Reporter Lou Chibbaro of the Washington Blade, who sought my comments for a story about the museum, told me that the D.C. Historic Preservation Review Board (HPRB) said it is only reviewing an application for the building intended to house the museum (currently home to the Washington Design Center, which is moving downtown) to be declared a historic structure. Chibbaro also said that the HPRB staffer he spoke with said he did not believe a new zoning designation was needed for a museum.

In the late 1970s, when I first became involved in what was then GAA, we were fighting the Washington Metropolitan Area Transit Authority (WMATA) for the right to run our "Someone In Your Life Is Gay" ad campaign on Metro buses. We won that fight, because WMATA is quasi-governmental and is therefore barred by the First Amendment from picking and choosing the viewpoints it will accept in advertising. We cannot deny others the same rights for which we fought 35 years ago.
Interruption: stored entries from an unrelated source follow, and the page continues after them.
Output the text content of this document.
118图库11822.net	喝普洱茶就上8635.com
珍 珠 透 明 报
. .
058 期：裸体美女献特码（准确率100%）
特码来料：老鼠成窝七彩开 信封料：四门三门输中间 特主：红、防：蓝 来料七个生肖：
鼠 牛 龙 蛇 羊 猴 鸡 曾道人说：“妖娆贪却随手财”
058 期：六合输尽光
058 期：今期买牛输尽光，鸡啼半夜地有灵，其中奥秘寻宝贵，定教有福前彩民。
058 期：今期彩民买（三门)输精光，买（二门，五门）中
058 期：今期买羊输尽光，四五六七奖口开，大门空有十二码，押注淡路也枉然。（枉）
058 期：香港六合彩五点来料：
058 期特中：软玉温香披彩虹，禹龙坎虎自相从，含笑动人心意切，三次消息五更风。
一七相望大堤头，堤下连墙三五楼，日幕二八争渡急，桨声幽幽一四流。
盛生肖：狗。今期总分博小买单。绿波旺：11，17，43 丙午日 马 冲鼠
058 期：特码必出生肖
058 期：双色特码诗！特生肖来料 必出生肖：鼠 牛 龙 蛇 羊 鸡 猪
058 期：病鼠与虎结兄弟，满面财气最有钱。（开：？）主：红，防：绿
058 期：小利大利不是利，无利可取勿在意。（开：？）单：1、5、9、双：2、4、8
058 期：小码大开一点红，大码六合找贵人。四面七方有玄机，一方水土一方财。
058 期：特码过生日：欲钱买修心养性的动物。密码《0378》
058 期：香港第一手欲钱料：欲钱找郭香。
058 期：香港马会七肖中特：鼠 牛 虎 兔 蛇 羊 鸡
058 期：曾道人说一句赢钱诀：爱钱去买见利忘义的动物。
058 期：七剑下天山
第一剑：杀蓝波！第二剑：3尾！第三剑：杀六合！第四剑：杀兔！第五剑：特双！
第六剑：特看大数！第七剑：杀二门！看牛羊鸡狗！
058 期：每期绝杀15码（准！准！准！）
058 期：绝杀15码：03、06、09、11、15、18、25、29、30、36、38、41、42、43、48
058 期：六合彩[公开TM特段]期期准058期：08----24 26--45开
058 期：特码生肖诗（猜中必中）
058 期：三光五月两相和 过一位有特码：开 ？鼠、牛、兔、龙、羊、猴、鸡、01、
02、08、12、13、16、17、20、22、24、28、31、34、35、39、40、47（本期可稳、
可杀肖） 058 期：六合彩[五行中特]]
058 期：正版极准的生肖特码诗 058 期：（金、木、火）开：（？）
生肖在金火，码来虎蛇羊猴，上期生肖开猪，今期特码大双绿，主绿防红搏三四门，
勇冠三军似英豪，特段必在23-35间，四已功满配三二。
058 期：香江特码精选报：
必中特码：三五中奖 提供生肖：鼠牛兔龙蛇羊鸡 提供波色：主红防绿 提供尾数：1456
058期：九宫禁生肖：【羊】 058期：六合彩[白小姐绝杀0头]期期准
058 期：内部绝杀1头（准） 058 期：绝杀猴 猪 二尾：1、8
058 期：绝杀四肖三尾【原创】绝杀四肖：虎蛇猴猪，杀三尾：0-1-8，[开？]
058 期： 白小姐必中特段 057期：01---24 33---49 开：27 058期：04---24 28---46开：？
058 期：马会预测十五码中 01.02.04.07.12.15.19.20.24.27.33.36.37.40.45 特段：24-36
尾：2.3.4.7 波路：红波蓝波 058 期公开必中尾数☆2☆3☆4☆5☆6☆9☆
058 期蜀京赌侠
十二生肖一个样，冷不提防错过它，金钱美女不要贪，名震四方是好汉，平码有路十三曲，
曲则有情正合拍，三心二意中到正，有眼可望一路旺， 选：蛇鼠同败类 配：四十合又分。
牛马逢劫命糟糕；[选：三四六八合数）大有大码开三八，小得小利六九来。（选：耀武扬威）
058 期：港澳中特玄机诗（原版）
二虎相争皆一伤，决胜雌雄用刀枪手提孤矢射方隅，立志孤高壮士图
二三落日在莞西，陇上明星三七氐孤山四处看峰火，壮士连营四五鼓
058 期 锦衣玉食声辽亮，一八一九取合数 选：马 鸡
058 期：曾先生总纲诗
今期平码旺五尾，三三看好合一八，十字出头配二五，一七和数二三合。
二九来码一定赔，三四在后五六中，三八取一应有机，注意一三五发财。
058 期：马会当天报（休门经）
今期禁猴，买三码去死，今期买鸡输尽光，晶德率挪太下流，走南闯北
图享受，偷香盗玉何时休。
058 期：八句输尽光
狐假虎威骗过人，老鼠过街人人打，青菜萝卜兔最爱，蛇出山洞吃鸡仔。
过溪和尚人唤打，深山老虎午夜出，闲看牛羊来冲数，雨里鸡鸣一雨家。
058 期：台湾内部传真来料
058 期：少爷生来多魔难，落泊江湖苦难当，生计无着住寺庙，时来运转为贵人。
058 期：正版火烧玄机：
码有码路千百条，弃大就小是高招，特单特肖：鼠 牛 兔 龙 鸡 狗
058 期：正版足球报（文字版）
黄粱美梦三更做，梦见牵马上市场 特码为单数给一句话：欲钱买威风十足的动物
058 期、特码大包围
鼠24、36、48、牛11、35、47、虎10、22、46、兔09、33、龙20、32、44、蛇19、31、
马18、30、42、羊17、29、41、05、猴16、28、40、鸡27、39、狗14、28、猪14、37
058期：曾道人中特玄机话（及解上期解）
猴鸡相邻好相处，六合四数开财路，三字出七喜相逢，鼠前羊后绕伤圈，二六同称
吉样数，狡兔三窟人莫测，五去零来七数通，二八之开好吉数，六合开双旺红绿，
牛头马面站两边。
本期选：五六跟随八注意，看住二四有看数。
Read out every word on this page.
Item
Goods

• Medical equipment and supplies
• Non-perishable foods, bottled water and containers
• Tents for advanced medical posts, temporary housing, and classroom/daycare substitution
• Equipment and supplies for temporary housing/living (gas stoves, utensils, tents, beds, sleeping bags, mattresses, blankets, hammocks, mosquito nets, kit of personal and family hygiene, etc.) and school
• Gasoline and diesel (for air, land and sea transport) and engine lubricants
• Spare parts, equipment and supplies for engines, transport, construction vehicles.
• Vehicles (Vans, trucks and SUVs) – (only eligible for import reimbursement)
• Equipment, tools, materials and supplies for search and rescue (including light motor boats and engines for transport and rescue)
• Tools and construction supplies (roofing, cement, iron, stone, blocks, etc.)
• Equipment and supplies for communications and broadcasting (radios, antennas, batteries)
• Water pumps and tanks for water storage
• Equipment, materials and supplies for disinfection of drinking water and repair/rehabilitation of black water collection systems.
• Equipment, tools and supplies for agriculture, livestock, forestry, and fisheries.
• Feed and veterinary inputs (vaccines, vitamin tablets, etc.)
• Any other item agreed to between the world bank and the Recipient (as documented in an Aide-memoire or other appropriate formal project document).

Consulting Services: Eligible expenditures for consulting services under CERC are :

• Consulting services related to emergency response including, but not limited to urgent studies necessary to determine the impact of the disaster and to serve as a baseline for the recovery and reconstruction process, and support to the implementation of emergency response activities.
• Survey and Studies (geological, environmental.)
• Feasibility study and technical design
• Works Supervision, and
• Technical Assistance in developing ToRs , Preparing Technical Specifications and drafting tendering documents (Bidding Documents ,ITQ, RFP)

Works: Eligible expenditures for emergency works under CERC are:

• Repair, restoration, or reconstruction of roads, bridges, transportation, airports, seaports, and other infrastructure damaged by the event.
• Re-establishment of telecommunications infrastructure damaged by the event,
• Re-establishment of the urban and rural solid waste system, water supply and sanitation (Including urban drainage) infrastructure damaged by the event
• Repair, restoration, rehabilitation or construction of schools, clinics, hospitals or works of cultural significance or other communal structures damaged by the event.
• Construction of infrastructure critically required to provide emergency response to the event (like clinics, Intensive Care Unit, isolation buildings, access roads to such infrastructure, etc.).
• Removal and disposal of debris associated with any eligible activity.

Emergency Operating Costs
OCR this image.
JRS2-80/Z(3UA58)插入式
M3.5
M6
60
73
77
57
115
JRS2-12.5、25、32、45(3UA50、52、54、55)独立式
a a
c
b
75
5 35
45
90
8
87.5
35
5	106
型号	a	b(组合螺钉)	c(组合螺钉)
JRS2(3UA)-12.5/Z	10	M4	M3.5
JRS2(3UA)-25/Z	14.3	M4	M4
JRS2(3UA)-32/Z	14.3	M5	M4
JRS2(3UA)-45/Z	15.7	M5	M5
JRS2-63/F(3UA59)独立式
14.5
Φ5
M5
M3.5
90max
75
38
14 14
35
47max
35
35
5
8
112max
I want to stress that I think Besen is doing important work. His Center Against Religious Extremism states:


A nefarious multi-million dollar campaign, designed and executed by American fundamentalists, is underway to drag the world back into the Dark Ages. ... The Center Against Religious Extremism (TWOCARE) is a Truth Wins Out program designed to monitor, counter, and ultimately serve as a bulwark against this ignoble enterprise.

TWOCARE's monitoring efforts are valuable, but do not require suppressing the First Amendment rights of those who oppose us. As the ACLU says, the proper response to offensive speech is more speech. I respect and appreciate Besen's efforts to expose anti-gay junk science and religious extremism. I would support GLAA joining him in opposing, say, recognition of a National Bible Museum by Congress. I would also support public education efforts to thwart any designs by the Hobby Lobby owners to fool people into thinking their museum is in any way connected with or comparable to the museums on the Mall. At the same time, I recall Ben Franklin's maxim: "A fool and his money are soon parted."